BD, Credit Suisse I think bank revenues will be increasingly generated from client advisory and that proprietary trading will stop. Clients want to know that their full story is understood and that all their needs can be met. Our holistic advisory approach provides comprehensive solutions tailored to individual needs, based on expertise from across the integrated bank – across different business areas and regions.

RB, Majlis So, Gary, do your expansion plans involve just mining your existing clients, getting them to migrate some cash and deposits into more investments, or do you have a slightly different approach?

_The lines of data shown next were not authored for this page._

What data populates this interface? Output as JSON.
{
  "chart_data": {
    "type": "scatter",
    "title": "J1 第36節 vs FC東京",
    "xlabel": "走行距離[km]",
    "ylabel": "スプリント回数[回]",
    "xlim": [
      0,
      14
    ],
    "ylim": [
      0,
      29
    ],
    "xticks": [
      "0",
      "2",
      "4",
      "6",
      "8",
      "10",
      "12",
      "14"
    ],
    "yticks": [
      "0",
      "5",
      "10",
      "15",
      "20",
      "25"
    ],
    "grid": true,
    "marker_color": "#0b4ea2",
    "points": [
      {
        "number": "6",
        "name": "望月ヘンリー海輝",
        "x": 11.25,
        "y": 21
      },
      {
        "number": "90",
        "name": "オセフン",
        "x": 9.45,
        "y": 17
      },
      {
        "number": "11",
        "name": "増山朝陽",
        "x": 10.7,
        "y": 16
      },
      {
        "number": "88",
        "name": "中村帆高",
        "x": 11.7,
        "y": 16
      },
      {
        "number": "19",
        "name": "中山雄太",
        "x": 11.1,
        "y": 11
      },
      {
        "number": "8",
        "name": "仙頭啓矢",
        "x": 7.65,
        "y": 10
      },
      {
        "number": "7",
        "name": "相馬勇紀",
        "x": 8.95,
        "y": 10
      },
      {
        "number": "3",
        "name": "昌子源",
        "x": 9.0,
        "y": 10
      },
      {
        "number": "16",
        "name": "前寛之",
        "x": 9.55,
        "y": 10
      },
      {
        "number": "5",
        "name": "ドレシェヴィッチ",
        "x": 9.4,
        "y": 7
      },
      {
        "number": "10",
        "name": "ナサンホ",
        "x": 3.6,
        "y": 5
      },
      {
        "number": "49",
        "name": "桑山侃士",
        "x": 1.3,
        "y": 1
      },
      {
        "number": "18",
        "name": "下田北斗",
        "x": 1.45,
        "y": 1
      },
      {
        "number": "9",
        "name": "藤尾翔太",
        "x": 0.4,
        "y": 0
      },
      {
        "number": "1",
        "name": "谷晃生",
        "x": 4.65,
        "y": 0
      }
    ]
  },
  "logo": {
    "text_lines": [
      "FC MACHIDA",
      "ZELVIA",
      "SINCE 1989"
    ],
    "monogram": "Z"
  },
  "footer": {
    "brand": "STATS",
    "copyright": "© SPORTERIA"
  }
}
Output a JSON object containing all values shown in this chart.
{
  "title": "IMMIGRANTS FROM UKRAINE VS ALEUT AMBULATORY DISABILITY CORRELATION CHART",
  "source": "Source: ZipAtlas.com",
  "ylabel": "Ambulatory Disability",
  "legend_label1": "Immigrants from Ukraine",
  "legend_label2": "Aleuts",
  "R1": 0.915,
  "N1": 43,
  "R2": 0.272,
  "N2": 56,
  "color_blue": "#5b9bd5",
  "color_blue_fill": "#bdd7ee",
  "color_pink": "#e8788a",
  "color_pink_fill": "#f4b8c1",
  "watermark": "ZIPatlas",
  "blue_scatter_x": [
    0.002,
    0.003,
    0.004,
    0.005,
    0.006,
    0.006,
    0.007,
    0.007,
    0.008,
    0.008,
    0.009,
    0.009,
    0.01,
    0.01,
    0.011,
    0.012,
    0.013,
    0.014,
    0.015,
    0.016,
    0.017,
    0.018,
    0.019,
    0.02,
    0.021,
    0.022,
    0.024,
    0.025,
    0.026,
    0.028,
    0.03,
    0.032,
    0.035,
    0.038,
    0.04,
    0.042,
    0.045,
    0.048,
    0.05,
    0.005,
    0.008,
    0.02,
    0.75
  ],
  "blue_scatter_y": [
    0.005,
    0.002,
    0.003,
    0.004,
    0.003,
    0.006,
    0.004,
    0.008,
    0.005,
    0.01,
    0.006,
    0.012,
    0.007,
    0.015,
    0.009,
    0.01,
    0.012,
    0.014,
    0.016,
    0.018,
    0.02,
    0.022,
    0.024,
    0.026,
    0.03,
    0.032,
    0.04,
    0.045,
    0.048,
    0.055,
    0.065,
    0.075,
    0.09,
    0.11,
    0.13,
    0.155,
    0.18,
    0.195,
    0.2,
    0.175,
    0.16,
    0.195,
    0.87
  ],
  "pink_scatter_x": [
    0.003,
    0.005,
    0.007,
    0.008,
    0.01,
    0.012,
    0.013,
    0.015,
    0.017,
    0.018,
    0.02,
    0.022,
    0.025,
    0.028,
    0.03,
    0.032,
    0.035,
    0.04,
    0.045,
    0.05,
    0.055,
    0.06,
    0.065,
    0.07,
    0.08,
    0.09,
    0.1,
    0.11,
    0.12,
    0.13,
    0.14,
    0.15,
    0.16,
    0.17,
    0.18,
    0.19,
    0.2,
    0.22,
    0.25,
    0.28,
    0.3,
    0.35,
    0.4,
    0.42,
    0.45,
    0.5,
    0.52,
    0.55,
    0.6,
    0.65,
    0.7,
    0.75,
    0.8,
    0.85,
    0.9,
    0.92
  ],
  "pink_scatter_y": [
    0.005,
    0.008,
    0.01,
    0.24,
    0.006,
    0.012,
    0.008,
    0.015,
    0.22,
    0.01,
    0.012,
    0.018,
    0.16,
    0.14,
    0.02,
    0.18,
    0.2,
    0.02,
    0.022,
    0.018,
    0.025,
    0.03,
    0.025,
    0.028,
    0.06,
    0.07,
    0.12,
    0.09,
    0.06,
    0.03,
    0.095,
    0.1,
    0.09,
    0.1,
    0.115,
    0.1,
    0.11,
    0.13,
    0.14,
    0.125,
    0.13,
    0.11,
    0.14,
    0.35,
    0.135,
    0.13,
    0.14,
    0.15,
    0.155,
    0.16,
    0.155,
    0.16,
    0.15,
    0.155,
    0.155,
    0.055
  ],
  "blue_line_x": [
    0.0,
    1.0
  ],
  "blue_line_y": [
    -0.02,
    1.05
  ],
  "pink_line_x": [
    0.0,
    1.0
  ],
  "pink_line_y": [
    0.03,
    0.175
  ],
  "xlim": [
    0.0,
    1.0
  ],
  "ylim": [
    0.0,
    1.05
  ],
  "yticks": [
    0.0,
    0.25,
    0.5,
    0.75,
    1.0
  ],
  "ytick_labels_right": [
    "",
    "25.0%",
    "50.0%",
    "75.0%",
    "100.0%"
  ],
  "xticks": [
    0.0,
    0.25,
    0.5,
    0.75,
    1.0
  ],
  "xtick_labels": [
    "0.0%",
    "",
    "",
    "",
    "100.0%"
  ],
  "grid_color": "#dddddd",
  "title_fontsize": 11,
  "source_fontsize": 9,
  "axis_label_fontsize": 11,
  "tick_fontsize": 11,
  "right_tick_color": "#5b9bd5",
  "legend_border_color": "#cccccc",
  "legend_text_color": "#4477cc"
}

GD, ENBD We have talked to clients about withdrawing from cash and putting it into investments, but let’s not forget why the cash is there. Everyone has a balance of precautionary money and I often think the clients are not interested in taking that money and putting it into investments. So we have a starting point with that cash base but really we want to improve our share of the wallet. The strategy of our bank at this stage is two-pronged. One aspect is, as you say and as mentioned by Hazim, that we have 50,000 or 60,000 small and medium-sized enterprise clients. How many of those could be brought onto the private banking platform? It is somewhat untested at this point. We have a large body of corporate clients. Again, those corporates are getting all of their corporate finance needs met but not their private banking needs, so we could address that and achieve tremendous growth off the base we have. The second prong is that we are acquiring bankers and bringing them into the business to upscale, to provide broader offerings to the market.

RB, Majlis Well, gentlemen, this has been an enlightening discussion. Thank you for your willingness to offer insight into the Middle East wealth management and private banking sectors. I wish you continued success.